I’m admiring a photograph of him that looks to have been taken years ago, around the time we first knew one another. He’s standing there with my dad and a few other friends, their arms around one another as they smile for the camera. He looks handsome, just like I remember. But thinking of him now, I think the years might have improved his looks even more.
I’m just returning it to the shelf when I hear his footsteps behind me, and I turn to see him padding barefoot across the carpet. He, too, has thrown on a robe to cover himself, though that only gives me the temptation to pull it off him.
“Good morning,” he says, his voice low and rumbling with the roughness of sleep.
“I was just admiring your suite,” I say, smiling.
“Do you like what you see?” he asks.
“Yes,” I say, but then I hesitate. Would it be rude to ask? But I want to know. “But is this your only home? You don’t have somewhere else, more permanent?”
“No, this is where I live full-time,” Jonas says, leaning against a shelving unit beside me. “I’m hardly ever here, and it’s close to the office. It has been everything I need, so far.”
“Really?” I ask, glancing around. There’s one thing which is conspicuously absent from this place, a sign of anyone else besides him. “What about… don’t you have any family?”
Jonas chuckles. “My parents passed away a while ago,” he says. “And I never had any siblings.”
“But, I mean…” I pause again, unsure how exactly to put it.
“Are you asking whether I’ve ever had a live-in girlfriend?” he asks, his expression teasing. “Or a wife?”
I feel myself blushing – but, after all, he’s right. That is what I wanted to know. “Well, have you?”
“No,” he says, reaching out to tuck my hair behind my ears and then drawing me closer to him. “I’ve been waiting for the right person to come along.”
Our eyes meet, and for a long moment, I can barely breathe.
The right person?
What does he mean by that?
Could he possibly mean… that the right person could be me?
“Come on,” he says, turning with an enigmatic smile and taking my hand to lead me back across the suite. “There’s a shower with our name on it.”
Chapter Twenty-Three
Jonas
There are four days left before Savannah has to return home to Texas.
The number weighs over my head like an anvil ready to fall. By the time we spend the rest of the day exploring one another's bodies, ordering room service, and taking showers under the hot spray of water, there are only three days left to go.
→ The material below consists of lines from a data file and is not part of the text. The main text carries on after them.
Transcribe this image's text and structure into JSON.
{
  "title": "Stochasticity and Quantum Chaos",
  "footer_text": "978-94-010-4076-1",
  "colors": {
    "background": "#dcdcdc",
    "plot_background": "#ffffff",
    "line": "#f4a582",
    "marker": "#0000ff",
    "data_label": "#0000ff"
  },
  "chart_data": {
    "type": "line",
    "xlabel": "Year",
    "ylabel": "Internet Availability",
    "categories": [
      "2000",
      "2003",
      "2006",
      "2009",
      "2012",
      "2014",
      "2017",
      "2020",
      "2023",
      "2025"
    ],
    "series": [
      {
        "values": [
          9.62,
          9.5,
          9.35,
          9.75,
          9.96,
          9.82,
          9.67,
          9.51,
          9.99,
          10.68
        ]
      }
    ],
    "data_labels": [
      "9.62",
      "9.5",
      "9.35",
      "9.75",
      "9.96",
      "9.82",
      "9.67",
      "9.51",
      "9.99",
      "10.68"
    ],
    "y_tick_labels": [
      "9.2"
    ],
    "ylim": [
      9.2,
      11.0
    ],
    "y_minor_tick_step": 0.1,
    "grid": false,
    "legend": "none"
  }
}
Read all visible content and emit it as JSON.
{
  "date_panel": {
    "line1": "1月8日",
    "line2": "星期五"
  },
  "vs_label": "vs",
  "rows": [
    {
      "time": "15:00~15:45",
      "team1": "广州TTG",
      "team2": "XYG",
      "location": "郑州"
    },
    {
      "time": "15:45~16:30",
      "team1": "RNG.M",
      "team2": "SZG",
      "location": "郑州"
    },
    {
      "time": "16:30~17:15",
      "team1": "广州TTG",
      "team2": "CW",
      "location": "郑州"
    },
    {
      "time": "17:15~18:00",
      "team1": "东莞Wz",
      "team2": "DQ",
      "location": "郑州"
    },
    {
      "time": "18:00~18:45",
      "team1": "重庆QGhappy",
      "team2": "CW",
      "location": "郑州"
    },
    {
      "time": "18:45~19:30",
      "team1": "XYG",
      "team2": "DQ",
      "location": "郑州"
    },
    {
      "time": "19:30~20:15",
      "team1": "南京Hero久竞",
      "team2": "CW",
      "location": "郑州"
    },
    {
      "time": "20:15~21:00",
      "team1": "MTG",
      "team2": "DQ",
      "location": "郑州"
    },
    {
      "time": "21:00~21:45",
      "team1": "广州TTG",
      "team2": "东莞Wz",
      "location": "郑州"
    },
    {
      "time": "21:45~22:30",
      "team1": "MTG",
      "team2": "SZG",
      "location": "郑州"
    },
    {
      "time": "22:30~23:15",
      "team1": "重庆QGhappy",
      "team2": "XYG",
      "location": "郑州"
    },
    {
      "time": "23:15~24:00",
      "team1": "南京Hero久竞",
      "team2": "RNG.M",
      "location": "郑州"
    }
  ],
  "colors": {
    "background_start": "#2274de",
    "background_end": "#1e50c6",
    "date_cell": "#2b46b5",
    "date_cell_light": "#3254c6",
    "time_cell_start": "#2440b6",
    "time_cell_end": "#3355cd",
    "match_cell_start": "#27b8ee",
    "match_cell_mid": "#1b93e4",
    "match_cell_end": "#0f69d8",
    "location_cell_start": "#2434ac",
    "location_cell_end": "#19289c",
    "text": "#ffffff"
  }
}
I don't know whether she will get on the plane. I don't know whether she will come back again. But if she does leave, no matter how temporary it might be, that means we will have to part. And the more time we spend together, the less I can even contemplate the possibility of that happening. It can't. I need her beside me.
Now that I’ve tasted her, how could I ever bear to be alone again?
And so, in the last two days that I have her fully to myself before she has to prepare for a flight home, I make sure to spoil her as much as I can. In my own way, I shower her with love and affection, in the form of not just kisses but also the best treatment that money can buy.
I show her the best side of Las Vegas, the side which is all VIP sections and favors from friends and quiet corners. We eat gourmet meals, shop in designer boutiques, and take in the best nightly entertainment. Through it all, she is a queen resplendent in the clothes I bought for her, shining more than ever like the jewel she is in the kind of garments that befit her beauty.
And, of course, there is plenty of time spent in my suite back at the hotel, and not just there. There are evening shows where the lights go down completely and no one can see what we do in the dark, where I make her gasp and moan quietly and try to hold it back, taking pleasure in her pleasure. When we return, and there is no one around but the two of us, we inevitably fall into bed for a long night and wake to find our clothes strewn across the floor of the suite where we left them.
I do everything I can, everything to persuade her that this life is better than the one she has left behind. Better than the one she imagined she was returning to. If I can’t convince her of this, I know that I’m done. Finished.
When it comes down to it, I don't know if I will still be able to run my business if I return to Texas. But it doesn't matter. None of it does. I will sell all of it, go home with her, and find a new way to make money. Make investments, buy a new business. I will do whatever it takes to make sure that we can stay together.